The libs in the steam-runtime are often times very old. The newest compiler for building inside the runtime seems to be gcc 5. I understand the need for stability, but why isn't this stuff updated from time to time?


because you would need multiple runtime versions and games would need to target a specific runtime version.

because if you don't keep your game up to date, it would not run. in windows you basically can run games for way longer because libraries are way more binary compatible. for running webservers/cloud whatever a breakage doesn't hurt and removes old crud, but sometimes the old crud is used in xyz in a way that nobody tought and without it the game would crash, that's why you would need to target a specific runtime.

the same thing more or less did windows up to 7 relativ well, via the version selection. unfortunatly windows 10 broke some games even with the version selection.


Hollywood sees it otherwise with the VFX standard.

https://vfxplatform.com/


What you linked is more about programs relying on the same computer graphics libraries that then need to rely on the same system libraries.

Games stand alone and don't need this integration.


If you compile everything statically yes, otherwise yes they need this integration.


Games can have their dependencies shipped with them with or without static linking. They aren't transferring data to another game that has to line up exactly.

CG programs and renderers need to have subdivision surface data be the same and image filtering be the same. They may be able to architect their way around standard library versions, but games don't need this same treatment because they stand alone.


> because you would need multiple runtime versions and games would need to target a specific runtime version.

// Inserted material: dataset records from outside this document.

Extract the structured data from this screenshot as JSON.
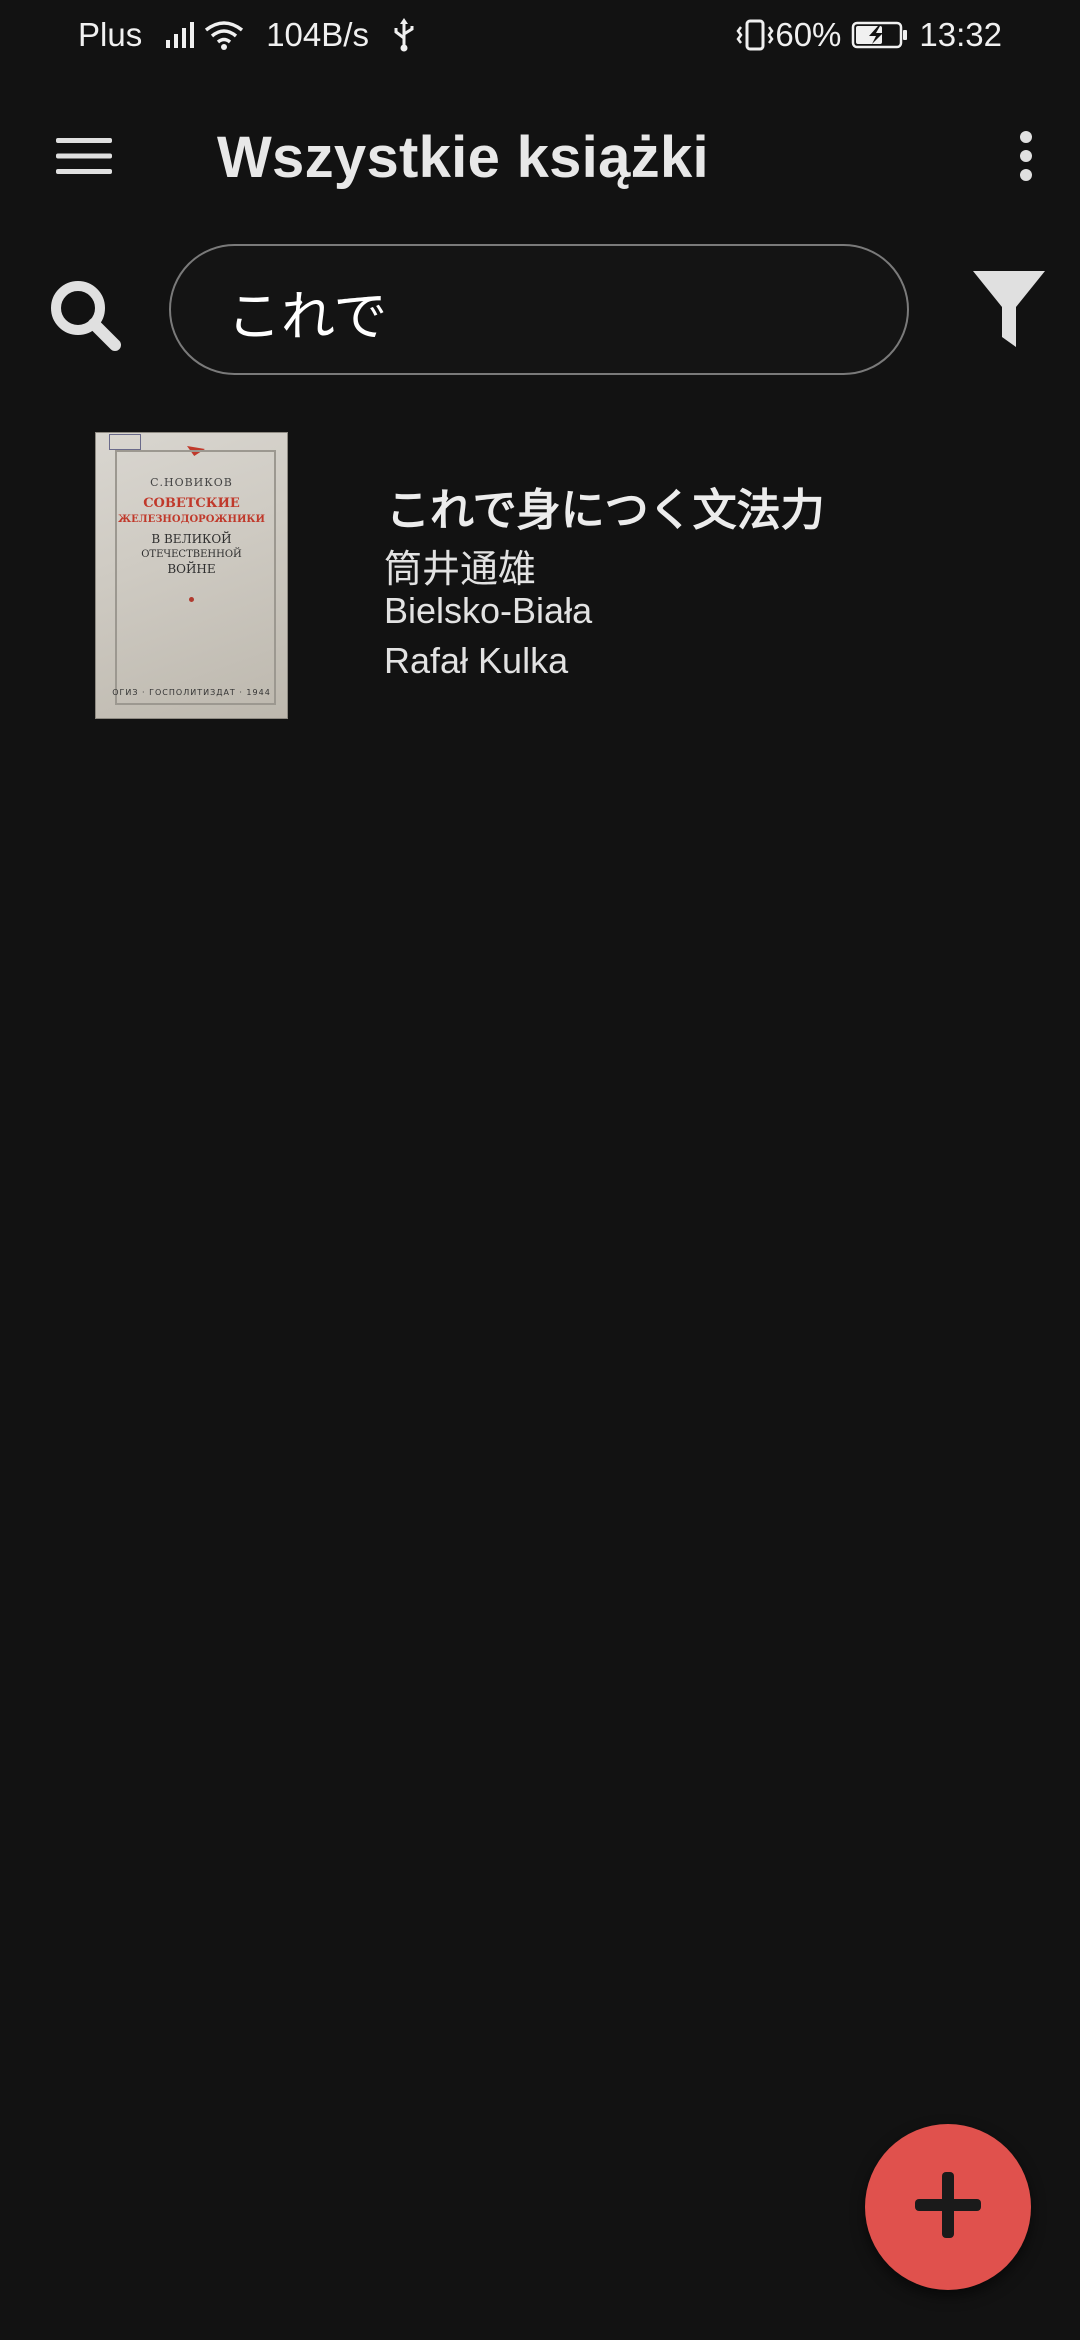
{
  "status_bar": {
    "carrier": "Plus",
    "network_speed": "104B/s",
    "battery_percent": "60%",
    "time": "13:32",
    "icons": [
      "signal-icon",
      "wifi-icon",
      "usb-icon",
      "vibrate-icon",
      "battery-charging-icon"
    ]
  },
  "app_bar": {
    "title": "Wszystkie książki",
    "icons": [
      "menu-icon",
      "more-vert-icon"
    ]
  },
  "search": {
    "value": "これで",
    "icons": [
      "search-icon",
      "filter-icon"
    ]
  },
  "books": [
    {
      "title": "これで身につく文法力",
      "author": "筒井通雄",
      "location": "Bielsko-Biała",
      "owner": "Rafał Kulka",
      "cover": {
        "author": "С.НОВИКОВ",
        "title_line1": "СОВЕТСКИЕ",
        "title_line2": "ЖЕЛЕЗНОДОРОЖНИКИ",
        "sub_line1": "В ВЕЛИКОЙ",
        "sub_line2": "ОТЕЧЕСТВЕННОЙ",
        "sub_line3": "ВОЙНЕ",
        "publisher": "ОГИЗ · ГОСПОЛИТИЗДАТ · 1944"
      }
    }
  ],
  "fab": {
    "icon": "plus-icon"
  },
  "colors": {
    "background": "#121212",
    "fab": "#e0514d",
    "text": "#e6e6e6",
    "search_border": "#7a7a7a"
  }
}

Yes. Steam already supports multiple Proton runtimes, why not multiple Steam runtimes as well? With the latter, native Linux games could say in their metadata which one they need and the user wouldn't even notice.


> And that works independently of the distribution steam is actually installed on

Not entirely, it still relies on some system libraries, and you will see there are times where games do not run on Arch despite using the steam runtime. It is known.